Tenía razón, estábamos muertos desde que fuimos descubiertos, yo como traidor, ella como cómplice. Pero me perturbaba tanto la imagen de una niña sin esperanza, ni siquiera podía imaginar eso como ficción. Tenía que regalarle algo, tenía que alimentarla con una ilusión.

- Vamos, no seas inconsciente, ahora podemos huir.
- No, no entiendes nada…
- ¡Roterdot! – se escuchó en el fondo vibrar y Roxana no pudo contener el llanto.

Ese grito se metió por los poros y nuestros huesos parecían campanas gigantescas por la forma de vibrar, perdían su dureza; no obstante, tomé a Roxana, la subí en mi hombro y salí del cuarto fingiendo ser silencioso, como si mis pasos pudieran camuflarse con el llanto de aquel que me mataría; su llanto que hacía temblar a todo el edificio.

Roxana me golpeaba la espalda, tuve que dejarla bajar. Su rostro demacrado, mirándome.

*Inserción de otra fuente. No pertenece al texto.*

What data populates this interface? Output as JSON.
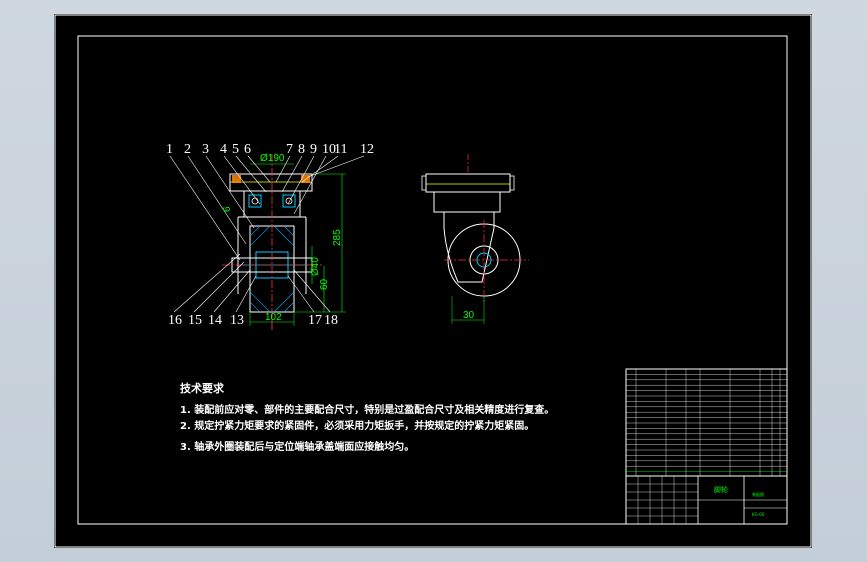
{
  "balloons": {
    "top": [
      "1",
      "2",
      "3",
      "4",
      "5",
      "6",
      "7",
      "8",
      "9",
      "10",
      "11",
      "12"
    ],
    "bottom": [
      "16",
      "15",
      "14",
      "13",
      "17",
      "18"
    ]
  },
  "dimensions": {
    "diameter_top": "Ø190",
    "height_total": "285",
    "width_bottom": "102",
    "d_shaft": "Ø40",
    "h_lower": "60",
    "side_gap": "30",
    "small_left": "6"
  },
  "tech_requirements": {
    "title": "技术要求",
    "items": [
      "1. 装配前应对零、部件的主要配合尺寸，特别是过盈配合尺寸及相关精度进行复查。",
      "2. 规定拧紧力矩要求的紧固件，必须采用力矩扳手，并按规定的拧紧力矩紧固。",
      "3. 轴承外圈装配后与定位端轴承盖端面应接触均匀。"
    ]
  },
  "title_block": {
    "drawing_name": "脚轮",
    "material_cell": "装配图",
    "code_cell": "KG-00"
  },
  "colors": {
    "frame": "#ffffff",
    "outline": "#ffffff",
    "hidden": "#ffff00",
    "dimension": "#00ff00",
    "center": "#ff3030",
    "section": "#00ccff",
    "part": "#ff8800",
    "hatch": "#00aaff"
  }
}
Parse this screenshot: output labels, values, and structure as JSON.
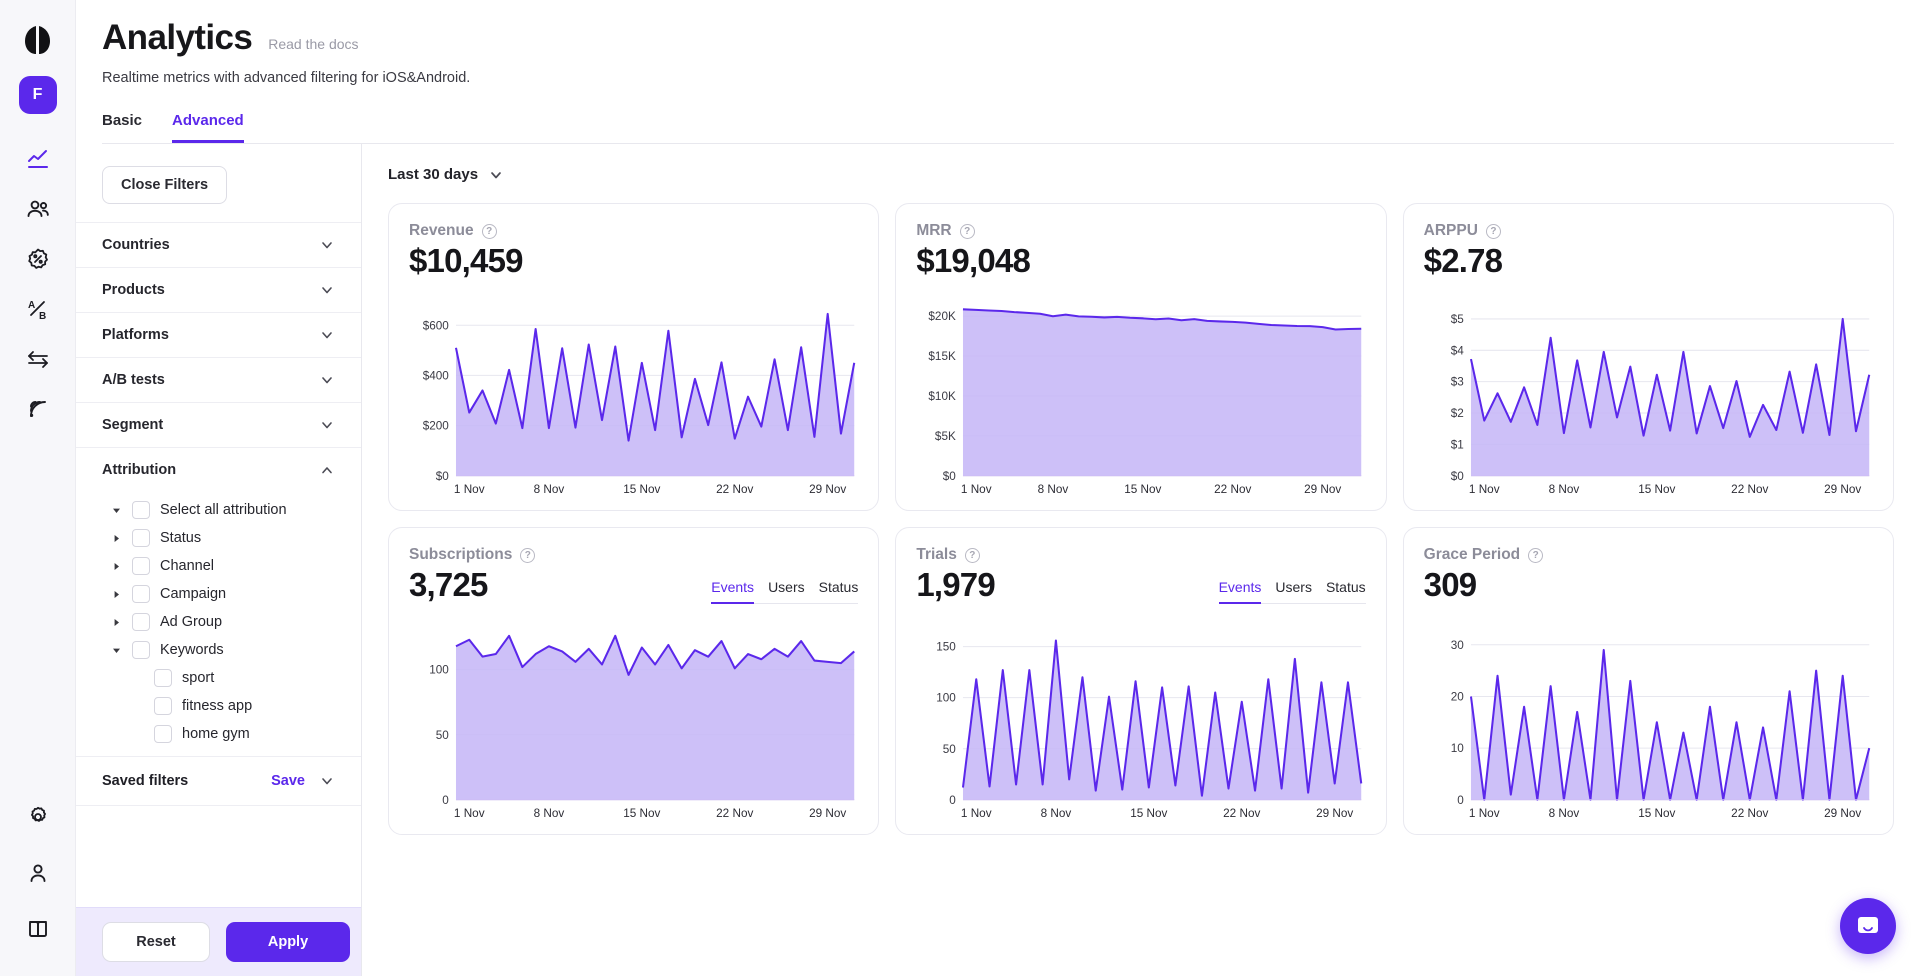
{
  "brand": {
    "accent": "#5b28eb",
    "area_fill": "#c4b5f7",
    "workspace_initial": "F"
  },
  "rail": {
    "items": [
      {
        "name": "analytics-icon",
        "label": "Analytics",
        "active": true
      },
      {
        "name": "users-icon",
        "label": "Users",
        "active": false
      },
      {
        "name": "promo-icon",
        "label": "Promo",
        "active": false
      },
      {
        "name": "ab-test-icon",
        "label": "A/B Tests",
        "active": false
      },
      {
        "name": "integrations-icon",
        "label": "Integrations",
        "active": false
      },
      {
        "name": "broadcast-icon",
        "label": "Broadcast",
        "active": false
      }
    ],
    "bottom": [
      {
        "name": "gear-icon",
        "label": "Settings"
      },
      {
        "name": "user-icon",
        "label": "Account"
      },
      {
        "name": "docs-icon",
        "label": "Docs"
      }
    ]
  },
  "header": {
    "title": "Analytics",
    "docs_link": "Read the docs",
    "subtitle": "Realtime metrics with advanced filtering for iOS&Android.",
    "tabs": [
      {
        "label": "Basic",
        "active": false
      },
      {
        "label": "Advanced",
        "active": true
      }
    ]
  },
  "filters": {
    "close_button": "Close Filters",
    "facets": [
      {
        "label": "Countries",
        "expanded": false
      },
      {
        "label": "Products",
        "expanded": false
      },
      {
        "label": "Platforms",
        "expanded": false
      },
      {
        "label": "A/B tests",
        "expanded": false
      },
      {
        "label": "Segment",
        "expanded": false
      },
      {
        "label": "Attribution",
        "expanded": true
      }
    ],
    "attribution_tree": [
      {
        "label": "Select all attribution",
        "caret": "down",
        "indent": 0,
        "checked": false
      },
      {
        "label": "Status",
        "caret": "right",
        "indent": 0,
        "checked": false
      },
      {
        "label": "Channel",
        "caret": "right",
        "indent": 0,
        "checked": false
      },
      {
        "label": "Campaign",
        "caret": "right",
        "indent": 0,
        "checked": false
      },
      {
        "label": "Ad Group",
        "caret": "right",
        "indent": 0,
        "checked": false
      },
      {
        "label": "Keywords",
        "caret": "down",
        "indent": 0,
        "checked": false
      },
      {
        "label": "sport",
        "caret": "none",
        "indent": 1,
        "checked": false
      },
      {
        "label": "fitness app",
        "caret": "none",
        "indent": 1,
        "checked": false
      },
      {
        "label": "home gym",
        "caret": "none",
        "indent": 1,
        "checked": false
      }
    ],
    "saved_filters_label": "Saved filters",
    "save_link": "Save",
    "reset_button": "Reset",
    "apply_button": "Apply"
  },
  "toolbar": {
    "date_range": "Last 30 days"
  },
  "chart_data": [
    {
      "type": "area",
      "title": "Revenue",
      "metric": "$10,459",
      "xlabel": "",
      "ylabel": "",
      "ylim": [
        0,
        700
      ],
      "yticks": [
        0,
        200,
        400,
        600
      ],
      "ytick_labels": [
        "$0",
        "$200",
        "$400",
        "$600"
      ],
      "xtick_labels": [
        "1 Nov",
        "8 Nov",
        "15 Nov",
        "22 Nov",
        "29 Nov"
      ],
      "xtick_indices": [
        0,
        7,
        14,
        21,
        28
      ],
      "x": [
        "1 Nov",
        "2 Nov",
        "3 Nov",
        "4 Nov",
        "5 Nov",
        "6 Nov",
        "7 Nov",
        "8 Nov",
        "9 Nov",
        "10 Nov",
        "11 Nov",
        "12 Nov",
        "13 Nov",
        "14 Nov",
        "15 Nov",
        "16 Nov",
        "17 Nov",
        "18 Nov",
        "19 Nov",
        "20 Nov",
        "21 Nov",
        "22 Nov",
        "23 Nov",
        "24 Nov",
        "25 Nov",
        "26 Nov",
        "27 Nov",
        "28 Nov",
        "29 Nov",
        "30 Nov"
      ],
      "values": [
        510,
        252,
        340,
        208,
        422,
        190,
        585,
        190,
        508,
        192,
        523,
        222,
        515,
        140,
        450,
        182,
        578,
        153,
        386,
        202,
        452,
        148,
        315,
        196,
        464,
        182,
        512,
        155,
        645,
        168,
        450
      ],
      "grid": true,
      "legend": null
    },
    {
      "type": "area",
      "title": "MRR",
      "metric": "$19,048",
      "xlabel": "",
      "ylabel": "",
      "ylim": [
        0,
        22000
      ],
      "yticks": [
        0,
        5000,
        10000,
        15000,
        20000
      ],
      "ytick_labels": [
        "$0",
        "$5K",
        "$10K",
        "$15K",
        "$20K"
      ],
      "xtick_labels": [
        "1 Nov",
        "8 Nov",
        "15 Nov",
        "22 Nov",
        "29 Nov"
      ],
      "xtick_indices": [
        0,
        7,
        14,
        21,
        28
      ],
      "x": [
        "1 Nov",
        "2 Nov",
        "3 Nov",
        "4 Nov",
        "5 Nov",
        "6 Nov",
        "7 Nov",
        "8 Nov",
        "9 Nov",
        "10 Nov",
        "11 Nov",
        "12 Nov",
        "13 Nov",
        "14 Nov",
        "15 Nov",
        "16 Nov",
        "17 Nov",
        "18 Nov",
        "19 Nov",
        "20 Nov",
        "21 Nov",
        "22 Nov",
        "23 Nov",
        "24 Nov",
        "25 Nov",
        "26 Nov",
        "27 Nov",
        "28 Nov",
        "29 Nov",
        "30 Nov"
      ],
      "values": [
        20850,
        20780,
        20700,
        20640,
        20500,
        20400,
        20290,
        19980,
        20180,
        19970,
        19920,
        19830,
        19900,
        19790,
        19720,
        19600,
        19700,
        19480,
        19620,
        19400,
        19330,
        19280,
        19180,
        19020,
        18880,
        18820,
        18760,
        18740,
        18620,
        18320,
        18380,
        18420
      ],
      "grid": true,
      "legend": null
    },
    {
      "type": "area",
      "title": "ARPPU",
      "metric": "$2.78",
      "xlabel": "",
      "ylabel": "",
      "ylim": [
        0,
        5.6
      ],
      "yticks": [
        0,
        1,
        2,
        3,
        4,
        5
      ],
      "ytick_labels": [
        "$0",
        "$1",
        "$2",
        "$3",
        "$4",
        "$5"
      ],
      "xtick_labels": [
        "1 Nov",
        "8 Nov",
        "15 Nov",
        "22 Nov",
        "29 Nov"
      ],
      "xtick_indices": [
        0,
        7,
        14,
        21,
        28
      ],
      "x": [
        "1 Nov",
        "2 Nov",
        "3 Nov",
        "4 Nov",
        "5 Nov",
        "6 Nov",
        "7 Nov",
        "8 Nov",
        "9 Nov",
        "10 Nov",
        "11 Nov",
        "12 Nov",
        "13 Nov",
        "14 Nov",
        "15 Nov",
        "16 Nov",
        "17 Nov",
        "18 Nov",
        "19 Nov",
        "20 Nov",
        "21 Nov",
        "22 Nov",
        "23 Nov",
        "24 Nov",
        "25 Nov",
        "26 Nov",
        "27 Nov",
        "28 Nov",
        "29 Nov",
        "30 Nov"
      ],
      "values": [
        3.72,
        1.76,
        2.63,
        1.72,
        2.82,
        1.62,
        4.4,
        1.36,
        3.68,
        1.54,
        3.95,
        1.86,
        3.48,
        1.28,
        3.22,
        1.44,
        3.95,
        1.35,
        2.86,
        1.52,
        3.02,
        1.24,
        2.26,
        1.46,
        3.32,
        1.37,
        3.55,
        1.3,
        5.0,
        1.42,
        3.22
      ],
      "grid": true,
      "legend": null
    },
    {
      "type": "area",
      "title": "Subscriptions",
      "metric": "3,725",
      "xlabel": "",
      "ylabel": "",
      "ylim": [
        0,
        135
      ],
      "yticks": [
        0,
        50,
        100
      ],
      "ytick_labels": [
        "0",
        "50",
        "100"
      ],
      "xtick_labels": [
        "1 Nov",
        "8 Nov",
        "15 Nov",
        "22 Nov",
        "29 Nov"
      ],
      "xtick_indices": [
        0,
        7,
        14,
        21,
        28
      ],
      "x": [
        "1 Nov",
        "2 Nov",
        "3 Nov",
        "4 Nov",
        "5 Nov",
        "6 Nov",
        "7 Nov",
        "8 Nov",
        "9 Nov",
        "10 Nov",
        "11 Nov",
        "12 Nov",
        "13 Nov",
        "14 Nov",
        "15 Nov",
        "16 Nov",
        "17 Nov",
        "18 Nov",
        "19 Nov",
        "20 Nov",
        "21 Nov",
        "22 Nov",
        "23 Nov",
        "24 Nov",
        "25 Nov",
        "26 Nov",
        "27 Nov",
        "28 Nov",
        "29 Nov",
        "30 Nov"
      ],
      "values": [
        118,
        123,
        110,
        112,
        126,
        102,
        112,
        118,
        114,
        106,
        116,
        104,
        126,
        96,
        117,
        104,
        119,
        101,
        115,
        110,
        122,
        101,
        112,
        108,
        116,
        110,
        122,
        107,
        106,
        105,
        114
      ],
      "tabs": [
        {
          "label": "Events",
          "active": true
        },
        {
          "label": "Users",
          "active": false
        },
        {
          "label": "Status",
          "active": false
        }
      ],
      "grid": true,
      "legend": null
    },
    {
      "type": "area",
      "title": "Trials",
      "metric": "1,979",
      "xlabel": "",
      "ylabel": "",
      "ylim": [
        0,
        172
      ],
      "yticks": [
        0,
        50,
        100,
        150
      ],
      "ytick_labels": [
        "0",
        "50",
        "100",
        "150"
      ],
      "xtick_labels": [
        "1 Nov",
        "8 Nov",
        "15 Nov",
        "22 Nov",
        "29 Nov"
      ],
      "xtick_indices": [
        0,
        7,
        14,
        21,
        28
      ],
      "x": [
        "1 Nov",
        "2 Nov",
        "3 Nov",
        "4 Nov",
        "5 Nov",
        "6 Nov",
        "7 Nov",
        "8 Nov",
        "9 Nov",
        "10 Nov",
        "11 Nov",
        "12 Nov",
        "13 Nov",
        "14 Nov",
        "15 Nov",
        "16 Nov",
        "17 Nov",
        "18 Nov",
        "19 Nov",
        "20 Nov",
        "21 Nov",
        "22 Nov",
        "23 Nov",
        "24 Nov",
        "25 Nov",
        "26 Nov",
        "27 Nov",
        "28 Nov",
        "29 Nov",
        "30 Nov"
      ],
      "values": [
        12,
        118,
        13,
        127,
        15,
        127,
        15,
        156,
        20,
        120,
        9,
        101,
        10,
        116,
        12,
        110,
        14,
        111,
        4,
        105,
        11,
        96,
        9,
        118,
        11,
        138,
        7,
        115,
        16,
        115,
        16
      ],
      "tabs": [
        {
          "label": "Events",
          "active": true
        },
        {
          "label": "Users",
          "active": false
        },
        {
          "label": "Status",
          "active": false
        }
      ],
      "grid": true,
      "legend": null
    },
    {
      "type": "area",
      "title": "Grace Period",
      "metric": "309",
      "xlabel": "",
      "ylabel": "",
      "ylim": [
        0,
        34
      ],
      "yticks": [
        0,
        10,
        20,
        30
      ],
      "ytick_labels": [
        "0",
        "10",
        "20",
        "30"
      ],
      "xtick_labels": [
        "1 Nov",
        "8 Nov",
        "15 Nov",
        "22 Nov",
        "29 Nov"
      ],
      "xtick_indices": [
        0,
        7,
        14,
        21,
        28
      ],
      "x": [
        "1 Nov",
        "2 Nov",
        "3 Nov",
        "4 Nov",
        "5 Nov",
        "6 Nov",
        "7 Nov",
        "8 Nov",
        "9 Nov",
        "10 Nov",
        "11 Nov",
        "12 Nov",
        "13 Nov",
        "14 Nov",
        "15 Nov",
        "16 Nov",
        "17 Nov",
        "18 Nov",
        "19 Nov",
        "20 Nov",
        "21 Nov",
        "22 Nov",
        "23 Nov",
        "24 Nov",
        "25 Nov",
        "26 Nov",
        "27 Nov",
        "28 Nov",
        "29 Nov",
        "30 Nov"
      ],
      "values": [
        20,
        0,
        24,
        1,
        18,
        0,
        22,
        0,
        17,
        0,
        29,
        0,
        23,
        0,
        15,
        0,
        13,
        0,
        18,
        0,
        15,
        0,
        14,
        0,
        21,
        0,
        25,
        0,
        24,
        0,
        10
      ],
      "grid": true,
      "legend": null
    }
  ]
}
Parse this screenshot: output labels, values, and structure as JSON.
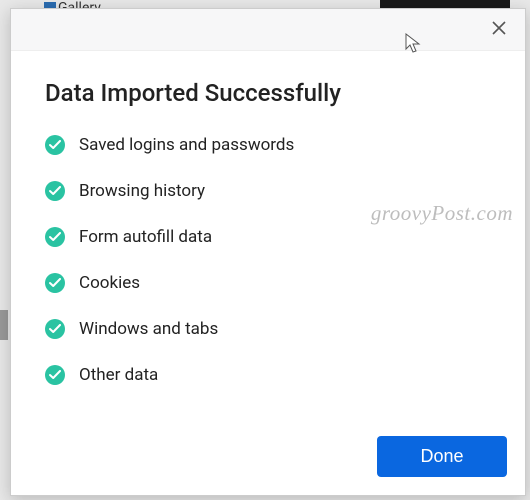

- ¿Para qué, para qué esta farsa?
- Tenemos que huir, nos va a matar
- ¡Maldita sea! Tu jamás podrías ni rasguñarlo
- Vamos, no hay tiempo…
- ¿En dónde quedó tu cordura?
- …
- ¿La amabas?

Ahora era yo quién se desarmaba y renunciaba al teatro que armé. Gotas salinas salían de mis ojos, que en Roterdot al caer, resonaban al igual que los gritos. Hablé maquinalmente:

- Vamos
- Está bien – me respondió

La tomé de la mano y empezamos a flotar cuesta abajo sobre las escaleras ¿Cómo puedo llamar el sentimiento que se regó sobre nuestro rostro a la par del sudor. Los gritos seguían ahí, pero se hicieron leves, hasta que salimos del viejo edificio. Roxana empezó a caminar hacia el pueblo lentamente y yo decidí tomar otro camino, pues ya no podía sostener por más tiempo ese hipócrita sentimiento de falso héroe. Rodeé el edificio. Detrás de él había un lote abandonado que daba hacia el ocaso. Me dirigí hasta el y quedé frente a la ventana donde aún estaban él y ella…

- ¡Nunca te perdonaré Roterdot!

Aquella sentencia se regó fuera de las paredes. Fue lo último que escuché; sabía que tampoco a mí me perdonaría.